MILANO – Di fronte all’alternativa di far funzionare la relazione col compagno o di accudire sua figlia di un anno e mezzo, lasciata sola in casa per 6 giorni, ha scelto la prima, sapendo benissimo che poteva morire. L’ha confessato lei stessa e sta in questa decisione, frutto di una “personalità non equilibrata”, la “principale motivazione” che ha spinto Alessia Pifferi, 37 anni, abituata a mentire ai familiari e alle persone vicine, ad abbandonare Diana, morta di stenti. Un fatto orribile che il gip di Milano Fabrizio Filice, disponendo con ordinanza il carcere per la donna, qualifica come omicidio volontario, come aveva chiesto il pm Francesco De Tommasi, ricalibrando solo alcuni aspetti giuridici.
“Io ci contavo sulla possibilità di avere un futuro con lui (il compagno, non è il padre della bimba, ndr) e infatti era proprio quello che in quei giorni stavo cercando di capire; è per questo che ho ritenuto cruciale non interrompere quei giorni in cui ero con lui anche quando ho avuto paura che la bambina potesse stare molto male o morire”, è il passaggio ‘chiave’ dell’interrogatorio di Pifferi davanti al giudice. La madre chiuse la porta della casa di Milano nel tardo pomeriggio del 14 luglio, mettendo accanto a Diana solo un biberon con del latte, andò dal compagno a Leffe (Bergamo), ripassò con lui, ignaro di tutto, per Milano, il lunedì. Ma non andò dalla figlia e rientrò in via Parea solo il 20 luglio.
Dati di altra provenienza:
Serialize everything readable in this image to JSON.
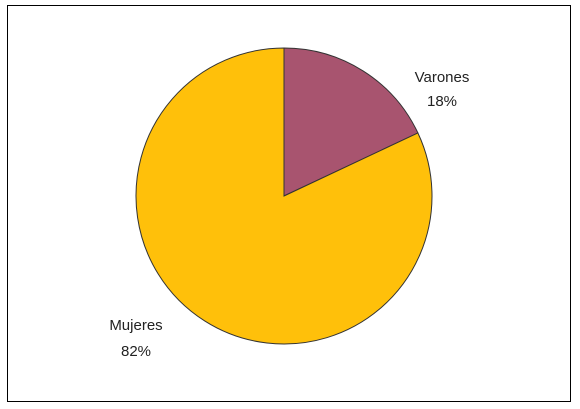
{
  "chart_data": {
    "type": "pie",
    "slices": [
      {
        "label": "Varones",
        "value": 18,
        "value_label": "18%",
        "color": "#A8546F"
      },
      {
        "label": "Mujeres",
        "value": 82,
        "value_label": "82%",
        "color": "#FFC00A"
      }
    ],
    "start_angle": "12 o'clock",
    "direction": "clockwise",
    "legend": "none",
    "slice_border_color": "#333333"
  }
}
“Mi diceva che preferiva venire senza di lei così ‘respirava’”, ha messo a verbale il compagno, con cui il rapporto era ripreso a giugno, dopo che lei aveva frequentato due uomini. Nelle ultime settimane, per diversi weekend, era andata da lui senza portare la figlia. Gli diceva che “Diana rimaneva con la sorella” o con “la babysitter”. Tutte bugie, mentre “se lei l’avesse portata”, così ha riferito lui agli investigatori della Squadra mobile, gli avrebbe “fatto piacere”. La 37enne, “incline alla mistificazione” e senza “rispetto per la vita umana”, analizza il gip, aveva una “forma di dipendenza psicologica dall’attuale compagno, che l’ha indotta ad anteporre la possibilità di mantenere una relazione con lui anche a costo dell’inflizione di enormi sofferenze” alla bimba. Con un comportamento “dall’impatto intrinsecamente ed estremamente violento, anche se non in forma commissiva, nei confronti della persona in assoluto più vulnerabile”.
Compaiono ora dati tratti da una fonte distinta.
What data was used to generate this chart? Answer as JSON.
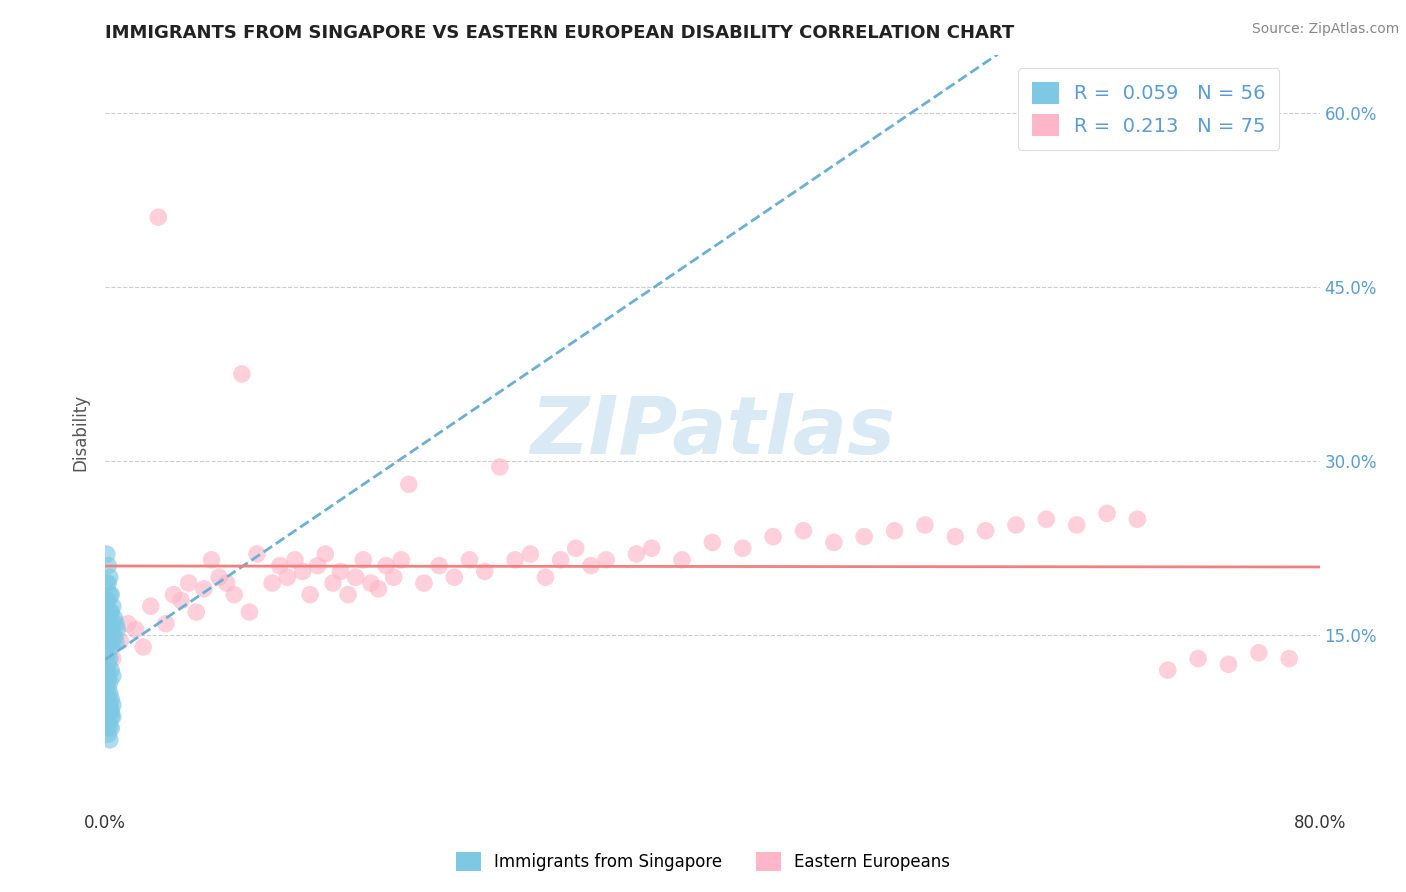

E’ stato riconosciuto l’omicidio volontario con condotte “omissive”. Pifferi non si è limitata a prevedere e accettare “il rischio” che la piccola morisse ma, “pur non perseguendolo come suo scopo finale, alternativamente” lo ha voluto. Così ha giustificato il fatto di essere passata per Milano senza correre da Diana per salvarla: “Dopo una discussione – ha raccontato la donna – lui ha detto che mi avrebbe riaccompagnata a casa, poi però ho visto che mi prendeva la mano e che si dirigeva verso Leffe, lì ho capito che saremmo tornati a casa sua e non ho detto niente”. I giorni scorrevano via. “Avevo paura che la bambina potesse morire – ha aggiunto – dall’altra però avevo anche paura sia della reazione, del giudizio negativo di mia sorella (non la chiamò per mandarla a soccorrere Diana, ndr), sia della reazione del mio compagno”.
E ancora: “A partire dalla domenica (…) ho cominciato ad avere concretamente paura che la bambina morisse ma comunque mi auguravo che non succedesse (…) era una specie di speranza, un po’ era il pensiero che magari le cose che le avevo lasciato le bastassero”. Dopo il terzo giorno, ha aggiunto, “non ero tranquilla, ma forse ha prevalso la mia stanchezza che mi portavo dentro, perché sono una ragazza madre, nessuno mi aiutava ed era molto pesante”. Per il gip, aveva una “indiscutibile urgenza” di essere “libera”, “finalmente sollevata per un po’ dal peso di essere una ‘ragazza madre'”. Urgenza che si era persino “accresciuta” negli ultimi giorni quando la bimba per il caldo “era più capricciosa”. Probabilmente per questo decise “di anticipare il weekend e partire già giovedì”. Voleva a tutti i costi “preservare quella relazione già in crisi”. Il giudice ha escluso l’aggravante della premeditazione, confermando i futili motivi, ma “il quadro potrebbe decisamente cambiare” se dall’autopsia, che non è stata ancora fissata, venisse fuori che la madre le aveva “somministrato” benzodiazepine.